Rural/Metro hears community

About 25 Farragut residents attended a Community Conversation meeting in Farragut Town Hall Monday, Feb. 12, to learn more about Rural/Metro Fire Department of East Tennessee.
Rural/Metro Fire Department of East Tennessee reached out to Farragut residents to explain its services in the community.

Fire Chief Jerry Harnish and Battalion Chief Jeff Devlin, who runs the West Knox area fire stations, described its services to 25 residents during a Community Conversation meeting in Farragut Town Hall Monday, Feb. 12. Fire Marshall Dan Johnson also attended.

“For us, education is a huge part of this,” Devlin said. [The fire department] is a very odd set-up so it’s very understandable for the community to not recognize it at first.”

“We’re having this Community Conversation [meeting] because over the last year-and-a-half I’ve received a few letters and I’ve noticed a few spirited discussion on our Nextdoor [website[ threads,” said Farragut North Ward Aldermen Louise Povlin, a strong advocate of the meeting.

“So, I thought, it’s a hard place to get the information out that there’s a lot of information on Rural/Metro, and from the questions I’ve gotten in letters, I’ve gotten a lot of education on what [the Town] can and can’t do as a municipality and why we have Rural/Metro.

“It’s a rather novel way, on the East Coast, on how to manage your fire protection services,” Povlin said.

During the question-and-answer period, Smith Road resident John Nehls asked, “What can the Town do?”

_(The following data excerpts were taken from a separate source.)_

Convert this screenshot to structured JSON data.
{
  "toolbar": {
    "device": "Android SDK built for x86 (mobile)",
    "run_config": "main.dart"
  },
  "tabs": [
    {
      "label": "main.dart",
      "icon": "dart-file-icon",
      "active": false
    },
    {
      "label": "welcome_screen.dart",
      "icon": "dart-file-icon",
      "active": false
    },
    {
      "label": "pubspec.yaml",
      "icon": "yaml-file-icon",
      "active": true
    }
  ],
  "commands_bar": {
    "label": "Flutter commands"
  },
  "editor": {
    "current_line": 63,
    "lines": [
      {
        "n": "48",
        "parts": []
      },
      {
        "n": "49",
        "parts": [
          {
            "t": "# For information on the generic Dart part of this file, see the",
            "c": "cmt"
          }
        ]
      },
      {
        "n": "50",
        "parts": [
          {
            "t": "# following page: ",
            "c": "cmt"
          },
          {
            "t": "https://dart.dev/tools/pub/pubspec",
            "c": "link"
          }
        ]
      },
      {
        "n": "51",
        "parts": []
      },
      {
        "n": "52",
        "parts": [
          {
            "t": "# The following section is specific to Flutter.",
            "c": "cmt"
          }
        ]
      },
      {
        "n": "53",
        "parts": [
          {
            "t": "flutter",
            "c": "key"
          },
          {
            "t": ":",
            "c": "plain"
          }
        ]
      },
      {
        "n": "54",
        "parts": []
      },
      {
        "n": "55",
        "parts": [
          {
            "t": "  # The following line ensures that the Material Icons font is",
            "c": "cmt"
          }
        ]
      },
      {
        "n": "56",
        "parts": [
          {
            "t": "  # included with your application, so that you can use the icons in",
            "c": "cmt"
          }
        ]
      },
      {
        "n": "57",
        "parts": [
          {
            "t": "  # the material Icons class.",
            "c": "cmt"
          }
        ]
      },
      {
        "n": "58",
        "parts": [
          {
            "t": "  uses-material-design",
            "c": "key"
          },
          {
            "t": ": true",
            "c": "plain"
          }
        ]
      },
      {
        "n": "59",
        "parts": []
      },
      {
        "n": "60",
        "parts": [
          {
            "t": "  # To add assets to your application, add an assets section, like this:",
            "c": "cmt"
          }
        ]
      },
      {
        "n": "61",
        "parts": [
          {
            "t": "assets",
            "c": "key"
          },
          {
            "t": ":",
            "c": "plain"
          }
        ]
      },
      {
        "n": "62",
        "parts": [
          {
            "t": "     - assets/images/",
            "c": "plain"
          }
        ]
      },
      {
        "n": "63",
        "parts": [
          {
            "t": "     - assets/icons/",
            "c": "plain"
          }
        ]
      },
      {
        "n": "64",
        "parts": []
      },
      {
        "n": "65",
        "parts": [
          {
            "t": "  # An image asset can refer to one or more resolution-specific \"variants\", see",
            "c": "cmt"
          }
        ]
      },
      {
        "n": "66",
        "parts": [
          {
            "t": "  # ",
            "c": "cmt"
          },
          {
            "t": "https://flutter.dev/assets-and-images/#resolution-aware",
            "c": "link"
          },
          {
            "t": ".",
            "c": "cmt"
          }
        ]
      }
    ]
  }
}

If the penetration of contracts increased, he asked if the contract rates go down, investments go up or [ISO] class ratings decrease?

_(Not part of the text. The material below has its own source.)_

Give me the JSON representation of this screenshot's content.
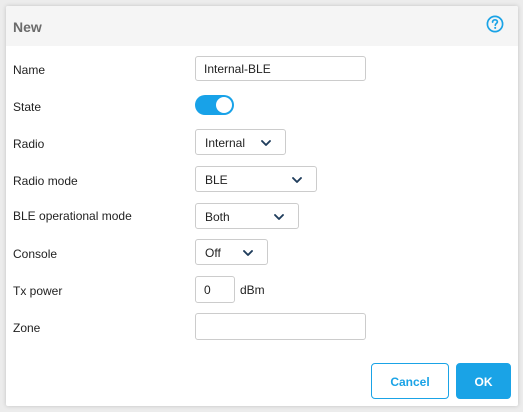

”All of the above,” Harnish said. “The rates are going down now … if you can attract more contracts, it’s financially better for us to continually lower the price and get more contracts than it is to try to put it on the backs of fewer property owners.”

Harnish, who has worked in West Knox County since 1980 and has been fire chief since 2007, said there are 699 fire departments in Tennessee’s 95 counties.

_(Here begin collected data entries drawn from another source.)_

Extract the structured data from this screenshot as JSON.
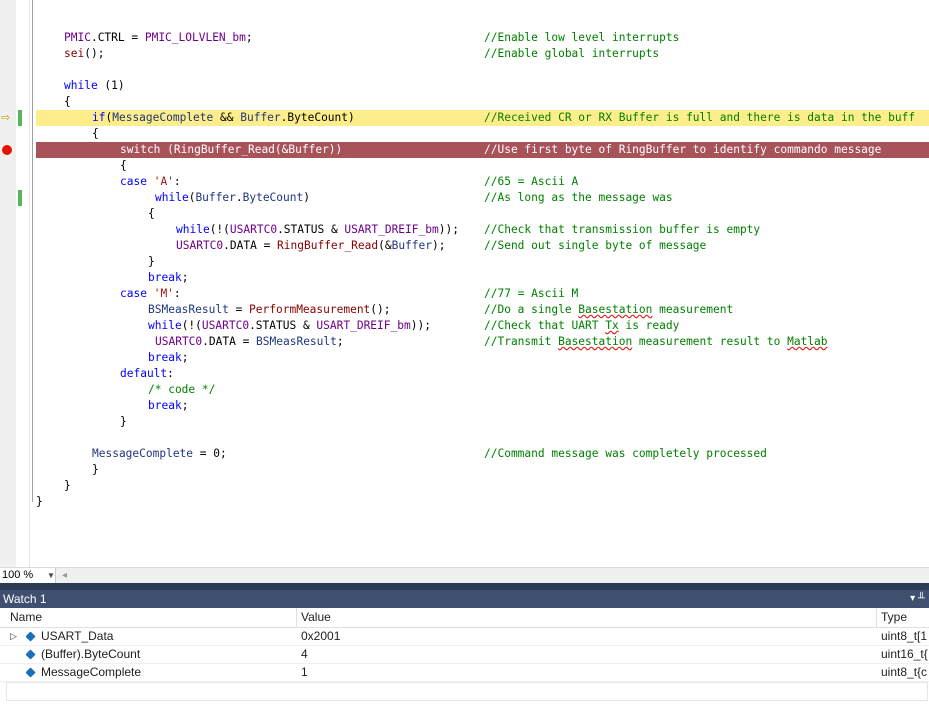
{
  "code_lines": [
    {
      "code_html": "<span class=\"mac\">PMIC</span>.CTRL = <span class=\"mac\">PMIC_LOLVLEN_bm</span>;",
      "indent": 28,
      "comment": "//Enable low level interrupts"
    },
    {
      "code_html": "<span class=\"fn\">sei</span>();",
      "indent": 28,
      "comment": "//Enable global interrupts"
    },
    {
      "code_html": "",
      "indent": 28,
      "comment": ""
    },
    {
      "code_html": "<span class=\"kw\">while</span> (1)",
      "indent": 28,
      "comment": ""
    },
    {
      "code_html": "{",
      "indent": 28,
      "comment": ""
    },
    {
      "code_html": "<span class=\"kw\">if</span>(<span class=\"id\">MessageComplete</span> &amp;&amp; <span class=\"id\">Buffer</span>.ByteCount)",
      "indent": 56,
      "comment": "//Received CR or RX Buffer is full and there is data in the buff"
    },
    {
      "code_html": "{",
      "indent": 56,
      "comment": ""
    },
    {
      "code_html": "switch (RingBuffer_Read(&amp;Buffer))",
      "indent": 84,
      "comment": "//Use first byte of RingBuffer to identify commando message"
    },
    {
      "code_html": "{",
      "indent": 84,
      "comment": ""
    },
    {
      "code_html": "<span class=\"kw\">case</span> <span class=\"str\">'A'</span>:",
      "indent": 84,
      "comment": "//65 = Ascii A"
    },
    {
      "code_html": "<span class=\"kw\">while</span>(<span class=\"id\">Buffer</span>.<span class=\"id\">ByteCount</span>)",
      "indent": 119,
      "comment": "//As long as the message was"
    },
    {
      "code_html": "{",
      "indent": 112,
      "comment": ""
    },
    {
      "code_html": "<span class=\"kw\">while</span>(!(<span class=\"mac\">USARTC0</span>.STATUS &amp; <span class=\"mac\">USART_DREIF_bm</span>));",
      "indent": 140,
      "comment": "//Check that transmission buffer is empty"
    },
    {
      "code_html": "<span class=\"mac\">USARTC0</span>.DATA = <span class=\"fn\">RingBuffer_Read</span>(&amp;<span class=\"id\">Buffer</span>);",
      "indent": 140,
      "comment": "//Send out single byte of message"
    },
    {
      "code_html": "}",
      "indent": 112,
      "comment": ""
    },
    {
      "code_html": "<span class=\"kw\">break</span>;",
      "indent": 112,
      "comment": ""
    },
    {
      "code_html": "<span class=\"kw\">case</span> <span class=\"str\">'M'</span>:",
      "indent": 84,
      "comment": "//77 = Ascii M"
    },
    {
      "code_html": "<span class=\"id\">BSMeasResult</span> = <span class=\"fn\">PerformMeasurement</span>();",
      "indent": 112,
      "comment": "//Do a single <u class=\"squig\">Basestation</u> measurement"
    },
    {
      "code_html": "<span class=\"kw\">while</span>(!(<span class=\"mac\">USARTC0</span>.STATUS &amp; <span class=\"mac\">USART_DREIF_bm</span>));",
      "indent": 112,
      "comment": "//Check that UART <u class=\"squig\">Tx</u> is ready"
    },
    {
      "code_html": "<span class=\"mac\">USARTC0</span>.DATA = <span class=\"id\">BSMeasResult</span>;",
      "indent": 119,
      "comment": "//Transmit <u class=\"squig\">Basestation</u> measurement result to <u class=\"squig\">Matlab</u>"
    },
    {
      "code_html": "<span class=\"kw\">break</span>;",
      "indent": 112,
      "comment": ""
    },
    {
      "code_html": "<span class=\"kw\">default</span>:",
      "indent": 84,
      "comment": ""
    },
    {
      "code_html": "<span class=\"cmt\" style=\"position:static\">/* code */</span>",
      "indent": 112,
      "comment": ""
    },
    {
      "code_html": "<span class=\"kw\">break</span>;",
      "indent": 112,
      "comment": ""
    },
    {
      "code_html": "}",
      "indent": 84,
      "comment": ""
    },
    {
      "code_html": "",
      "indent": 0,
      "comment": ""
    },
    {
      "code_html": "<span class=\"id\">MessageComplete</span> = 0;",
      "indent": 56,
      "comment": "//Command message was completely processed"
    },
    {
      "code_html": "}",
      "indent": 56,
      "comment": ""
    },
    {
      "code_html": "}",
      "indent": 28,
      "comment": ""
    },
    {
      "code_html": "}",
      "indent": 0,
      "comment": ""
    }
  ],
  "zoom": {
    "value": "100 %"
  },
  "watch": {
    "title": "Watch 1",
    "controls": "▾ ╨",
    "columns": {
      "name": "Name",
      "value": "Value",
      "type": "Type"
    },
    "rows": [
      {
        "name": "USART_Data",
        "value": "0x2001",
        "type": "uint8_t[1",
        "expandable": true
      },
      {
        "name": "(Buffer).ByteCount",
        "value": "4",
        "type": "uint16_t{",
        "expandable": false
      },
      {
        "name": "MessageComplete",
        "value": "1",
        "type": "uint8_t{c",
        "expandable": false
      }
    ]
  }
}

Rural/Metro Fire Department, which started in 1977 and has 16 fire stations in the county serving 250,000 residents, is subscription based, Devlin said.

“What’s unique about us is we are a private company,” he added. “We provide fire protection for the community, emergency medical services, rescue services [and] HAZMAT [hazardous materials] services. Sometimes that’s on a contract basis with a governmental body. A lot of times it’s through individual contracts with property owners based on the square footage of your home.

“To get commercial businesses to pay us and do [the subscriptions] is difficult. Our penetration rate is better in Farragut, but overall, it’s about 50 percent, so it’s not what we want.”

Rural Metro does not get tax dollars for its services, he said.

The Town of Farragut has two fire stations providing its services and has a contract with the Town.

“We want to continue to be really cost-effective for you,” Devlin said. “We want the community to spend its money elsewhere — schools or the streets.”

To keep down its charges, Harnish said, “We need [residents] to subscribe.”

The fire department has a “core, elite career full-time staff that we supplement with on-call reserves,” Devlin said.